To demonstrate this, enter Edinburgh's Celluvolve computer simulation!
Rules
The rules are as follows:
- There is an array; every point contains a bacterial cell.
- Each cell has a "genotype": its ability to produce cellulase.
- The genotype is a number between 0 and 255.
- Every iteration, every cell produces that many cellulase molecules.
- When produced, a cellulase molecule either:
- stays where it was produced [LEFT SIMULATION] or
- floats a short distance randomly [RIGHT SIMULATION]
- Each iteration, some random bacteria are given a chance to reproduce.
- Cells with higher food supply have a greater chance to reproduce.

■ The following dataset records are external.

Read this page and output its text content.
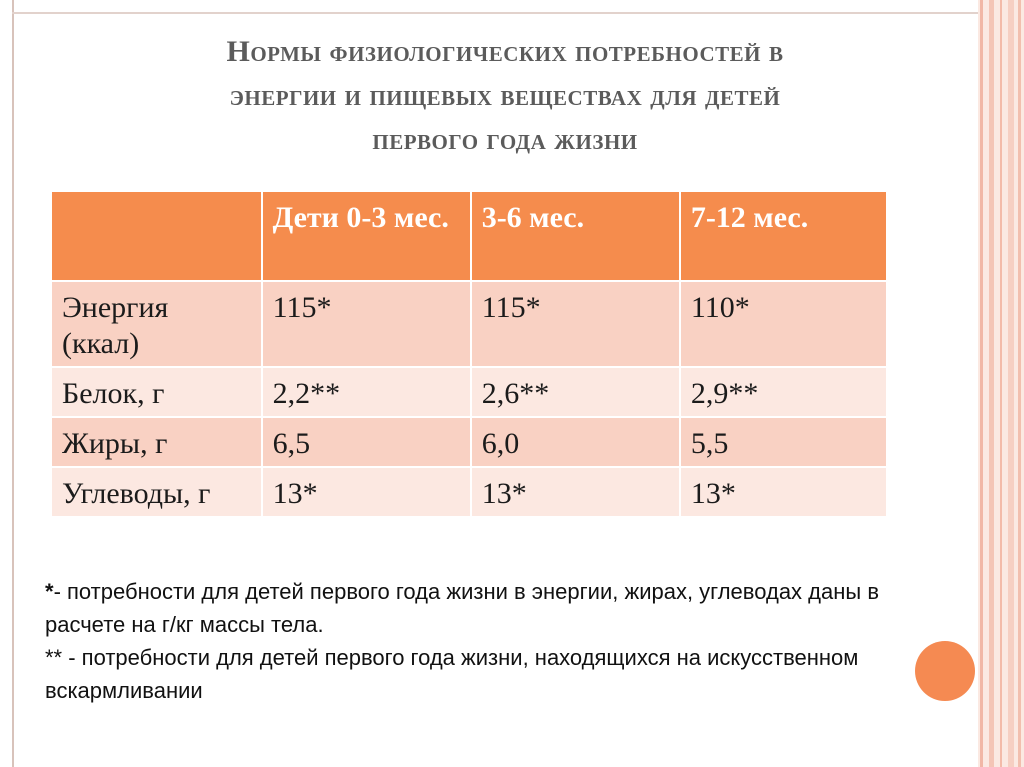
Нормы физиологических потребностей в
энергии и пищевых веществах для детей
первого года жизни
	Дети 0-3 мес.	3-6 мес.	7-12 мес.
Энергия (ккал)	115*	115*	110*
Белок, г	2,2**	2,6**	2,9**
Жиры, г	6,5	6,0	5,5
Углеводы, г	13*	13*	13*

*- потребности для детей первого года жизни в энергии, жирах, углеводах даны в расчете на г/кг массы тела.

** - потребности для детей первого года жизни, находящихся на искусственном вскармливании
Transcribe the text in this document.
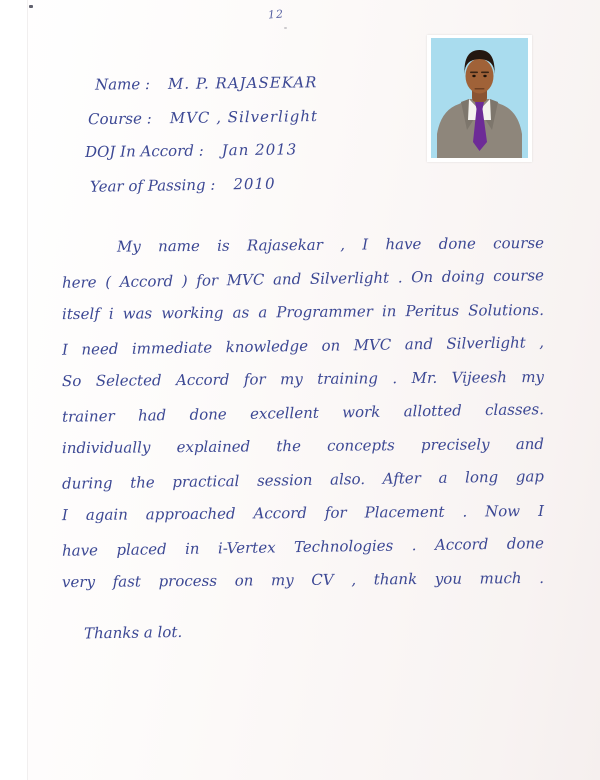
12
Name : M. P. RAJASEKAR
Course : MVC , Silverlight
DOJ In Accord : Jan 2013
Year of Passing : 2010
My name is Rajasekar , I have done course
here ( Accord ) for MVC and Silverlight . On doing course
itself i was working as a Programmer in Peritus Solutions.
I need immediate knowledge on MVC and Silverlight ,
So Selected Accord for my training . Mr. Vijeesh my
trainer had done excellent work allotted classes.
individually explained the concepts precisely and
during the practical session also. After a long gap
I again approached Accord for Placement . Now I
have placed in i-Vertex Technologies . Accord done
very fast process on my CV , thank you much .
Thanks a lot.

- Food supply is defined as the amount of cellulase present at the cell.
- Reproduction means:
- Overwriting a nearby cell with one's own genotype.
- Reproduction is not exact. There is "mutation".
- The offspring's genotype is a number close to the parent's.
The left half of the simulation models the case where the cellulase produced by a cell can only benefit itself. The right half models the case where the cellulase can float away and benefit neighbours instead of the cell that produced it.
C code
C code for the simulator is available. Note that, by default, it will spit out about 62 MB of .bmp graphics files so you can see visually what is going on.
A much faster, but less mathematically rigorous version, is also available.
Simulation run
In this simulation, each pixel represents a bacterium. Its brightness indicates its ability to produce cellulase. In the left half of the simulation, the amount of cellulase available to a cell is entirely dependent on its genotype, whereas in the right half, the amount also depends on the genotype of nearby cells.
Graph
Here's a graph of the simulation...
Conclusion
This is an excellent reason why surface display of cellulases is preferable to releasing them into the media. Surface display drastically improves the prospects for simply evolving the desired phenotype.
References
- Van Zyl WH, Lynd LR, Den Haan R, McBride EJ (2007) [http://www.springerlink.com/content/4l4m28lp06120253/ Consolidated bioprocessing for bioethanol production using Saccharomyces cerevisiae]. Advances in Biochemical Engineering/Biotechnology 108: 205-235 (doi: 10.1007/10_2007_061).